前川國男 弘前市斎場 黄泉の国と俗世を結ぶ黄泉平坂をイメージした渡り廊下

さて、この斎場の平面図です。 右が火葬棟で、左が待合棟ですが、エントランスホールと一般待合室からは、家族が待機する待合室まで緩やかなスロープの廊下が結んでいます。 この廊下は、黄泉の国と俗世を繋ぐ廊下としてイメージされていて、両側に開けられた大開口からは、川や天をイメージした石の庭を眺めることができます。 エントランス入ってすぐに控える一般待合室 その右側には家族待合室に続くスロープが伸びていきます。 黄泉平坂(よもつひらさか)をイメージした渡り廊下は、床がタイルで貼られ、他のスペースとは異なる結界を表現しています。 スロープの先にある待合室ロビー。
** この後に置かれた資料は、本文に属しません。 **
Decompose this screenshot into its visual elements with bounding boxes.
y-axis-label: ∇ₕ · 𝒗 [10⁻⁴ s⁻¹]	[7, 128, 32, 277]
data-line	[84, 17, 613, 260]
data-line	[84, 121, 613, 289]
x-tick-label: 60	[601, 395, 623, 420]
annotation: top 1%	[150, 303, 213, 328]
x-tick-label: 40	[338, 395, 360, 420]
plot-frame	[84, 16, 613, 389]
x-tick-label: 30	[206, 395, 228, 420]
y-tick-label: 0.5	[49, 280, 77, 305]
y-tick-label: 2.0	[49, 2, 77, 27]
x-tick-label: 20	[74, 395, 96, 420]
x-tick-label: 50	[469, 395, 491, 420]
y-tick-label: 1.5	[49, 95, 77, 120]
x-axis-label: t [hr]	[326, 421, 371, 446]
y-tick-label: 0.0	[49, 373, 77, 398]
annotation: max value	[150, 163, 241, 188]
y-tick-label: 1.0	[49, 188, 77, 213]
ここの床はジュ―タン 待合室ロビーから見た景色 その待合室ロビーの先に待合室ホールが続き、その待合室ホールを囲むようにして和室の家族待合室が配置されています。 待合室ホール 待合室ホールから見た庭 右側に廊下が見えます。 建物の一番奥に配置されている庭が見える待合室。 最後にエントランスまで戻りまして、炉前ホールをみたところです。 建物の配置にあたっては、周辺の自然環境、岩木山への向きを十分配慮しながら計画され、控室や火葬棟の平面計画においても、家族の故人への想いを建物にさりげなく表現するなど、精神的にもきめ細かく熟考された名建築だと思いました。 今日で弘前シリーズは終わりです。まだまだ弘前には名建築が沢山残っており、現役の建物も多いので、次回はもう少し暖かくなった時に訪ねてみたいと思います。